I'm all for pushing imagination far. I'm even particularly prone to agree that helping jump-start a child's imagination is of paramount importance. This is all well and good. Amongst the legion artists, philosophers, and humble teachers who directed their gifts towards the expansion of the mind of the youth, none rise above Theodore Seuss Geisel, whom we all know affectionately as Dr. Seuss.
His problem lies in gambling. He was a gambling man, and he shouted its virtue from the pulpit.
Case in point: McElligot's Pool.
At the behest of this tale, we find a young boy merrily fishing in McElligot's Pool. An older man informs the boy that there's nothing alive in the small pond, only garbage. He relates that he knows this from experience. The amiable lad's response fills out the remaining pages of the short story. The child happily voices his opinion that the pond perhaps goes deep underground and connects with a river which eventually meets up with the ocean. Under this hypothesis then, it is entirely reasonable that one could expect to catch a fish or two in McElligot's Pool.

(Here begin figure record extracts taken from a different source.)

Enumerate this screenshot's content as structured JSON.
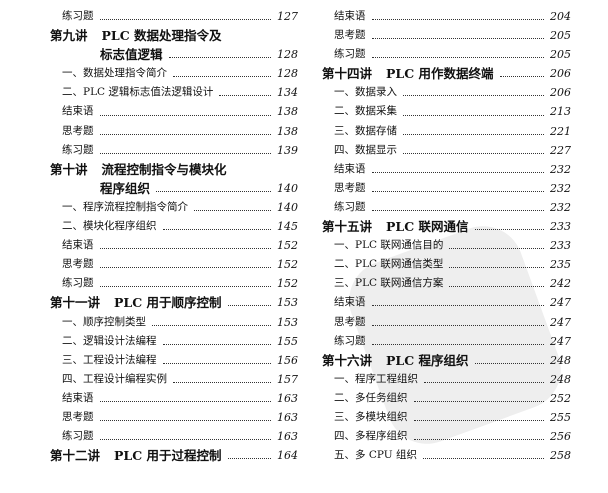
{
  "left_column": [
    {
      "level": "sub",
      "title": "练习题",
      "page": "127"
    },
    {
      "level": "chap",
      "num": "第九讲",
      "title": "PLC 数据处理指令及"
    },
    {
      "level": "cont",
      "title": "标志值逻辑",
      "page": "128"
    },
    {
      "level": "sub",
      "title": "一、数据处理指令简介",
      "page": "128"
    },
    {
      "level": "sub",
      "title": "二、PLC 逻辑标志值法逻辑设计",
      "page": "134"
    },
    {
      "level": "sub",
      "title": "结束语",
      "page": "138"
    },
    {
      "level": "sub",
      "title": "思考题",
      "page": "138"
    },
    {
      "level": "sub",
      "title": "练习题",
      "page": "139"
    },
    {
      "level": "chap",
      "num": "第十讲",
      "title": "流程控制指令与模块化"
    },
    {
      "level": "cont",
      "title": "程序组织",
      "page": "140"
    },
    {
      "level": "sub",
      "title": "一、程序流程控制指令简介",
      "page": "140"
    },
    {
      "level": "sub",
      "title": "二、模块化程序组织",
      "page": "145"
    },
    {
      "level": "sub",
      "title": "结束语",
      "page": "152"
    },
    {
      "level": "sub",
      "title": "思考题",
      "page": "152"
    },
    {
      "level": "sub",
      "title": "练习题",
      "page": "152"
    },
    {
      "level": "chap",
      "num": "第十一讲",
      "title": "PLC 用于顺序控制",
      "page": "153"
    },
    {
      "level": "sub",
      "title": "一、顺序控制类型",
      "page": "153"
    },
    {
      "level": "sub",
      "title": "二、逻辑设计法编程",
      "page": "155"
    },
    {
      "level": "sub",
      "title": "三、工程设计法编程",
      "page": "156"
    },
    {
      "level": "sub",
      "title": "四、工程设计编程实例",
      "page": "157"
    },
    {
      "level": "sub",
      "title": "结束语",
      "page": "163"
    },
    {
      "level": "sub",
      "title": "思考题",
      "page": "163"
    },
    {
      "level": "sub",
      "title": "练习题",
      "page": "163"
    },
    {
      "level": "chap",
      "num": "第十二讲",
      "title": "PLC 用于过程控制",
      "page": "164"
    }
  ],
  "right_column": [
    {
      "level": "sub",
      "title": "结束语",
      "page": "204"
    },
    {
      "level": "sub",
      "title": "思考题",
      "page": "205"
    },
    {
      "level": "sub",
      "title": "练习题",
      "page": "205"
    },
    {
      "level": "chap",
      "num": "第十四讲",
      "title": "PLC 用作数据终端",
      "page": "206"
    },
    {
      "level": "sub",
      "title": "一、数据录入",
      "page": "206"
    },
    {
      "level": "sub",
      "title": "二、数据采集",
      "page": "213"
    },
    {
      "level": "sub",
      "title": "三、数据存储",
      "page": "221"
    },
    {
      "level": "sub",
      "title": "四、数据显示",
      "page": "227"
    },
    {
      "level": "sub",
      "title": "结束语",
      "page": "232"
    },
    {
      "level": "sub",
      "title": "思考题",
      "page": "232"
    },
    {
      "level": "sub",
      "title": "练习题",
      "page": "232"
    },
    {
      "level": "chap",
      "num": "第十五讲",
      "title": "PLC 联网通信",
      "page": "233"
    },
    {
      "level": "sub",
      "title": "一、PLC 联网通信目的",
      "page": "233"
    },
    {
      "level": "sub",
      "title": "二、PLC 联网通信类型",
      "page": "235"
    },
    {
      "level": "sub",
      "title": "三、PLC 联网通信方案",
      "page": "242"
    },
    {
      "level": "sub",
      "title": "结束语",
      "page": "247"
    },
    {
      "level": "sub",
      "title": "思考题",
      "page": "247"
    },
    {
      "level": "sub",
      "title": "练习题",
      "page": "247"
    },
    {
      "level": "chap",
      "num": "第十六讲",
      "title": "PLC 程序组织",
      "page": "248"
    },
    {
      "level": "sub",
      "title": "一、程序工程组织",
      "page": "248"
    },
    {
      "level": "sub",
      "title": "二、多任务组织",
      "page": "252"
    },
    {
      "level": "sub",
      "title": "三、多模块组织",
      "page": "255"
    },
    {
      "level": "sub",
      "title": "四、多程序组织",
      "page": "256"
    },
    {
      "level": "sub",
      "title": "五、多 CPU 组织",
      "page": "258"
    }
  ]
}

The thought alone that the pond somehow could miraculously reach the sea is unreasonable at best, but the lad's just begun! He goes on to envision legions and myriads of fish whatzits and whozers all vying for a spot in the luxury vacation spot that is McElligot's pool. He envisions creatures that surely don't even exist.
A fish that's partially a cow.
A sea beast that dwarfs a whale. Insanity upon insanity.
Again, if one is merely imagining the unknown, then all this is fine, but there's a much darker reality occurring here. This boy isn't merely day-dreaming, he's betting his life on an impossibility. At best, he's going to waste his day ever adding chips to his own gobbledeegook conviction that life will find a way to McElligot's pool. Once again, if he were merely assuming that such a life-force was possible beneath the waters, well then okay, you took a bet and you lost, but he's forcibly denying the spoken words of an experienced sage!
Here's what will happen to this boy; he'll wait.
He'll wait all day for a fish to show up.
But the fish never will.
He'll come home for dinner, only to return on his next available Saturday to continue his quest to capture the strangest nether-creatures of the sea-verse. When Bobby invites him to play 'cowboys and Muslim extremists', he'll reject his best friend because he's all tied up with his fateful gamble.
Years go by, and time-after-time the lad's put all his chips on McElligot's pool, to the point in which his whole worldview is in the clutches of this one expectation. The boy will become a shell of his former self as each day stabs him with the sting of an unmet expectation and deep regret for time lost. The gorgeous Mary Collins he'll never meet and he'll never marry because he wasted away at McElligot's pool.
An analysis of Seuss's works will reveal this same aberration time in and time out. A single individual hopes for the imaginary to become his reality.
Seuss was a great man. A great artist. A great wonder-er. But he entrapped his characters and perhaps himself, wishing for a morrow that just can't be.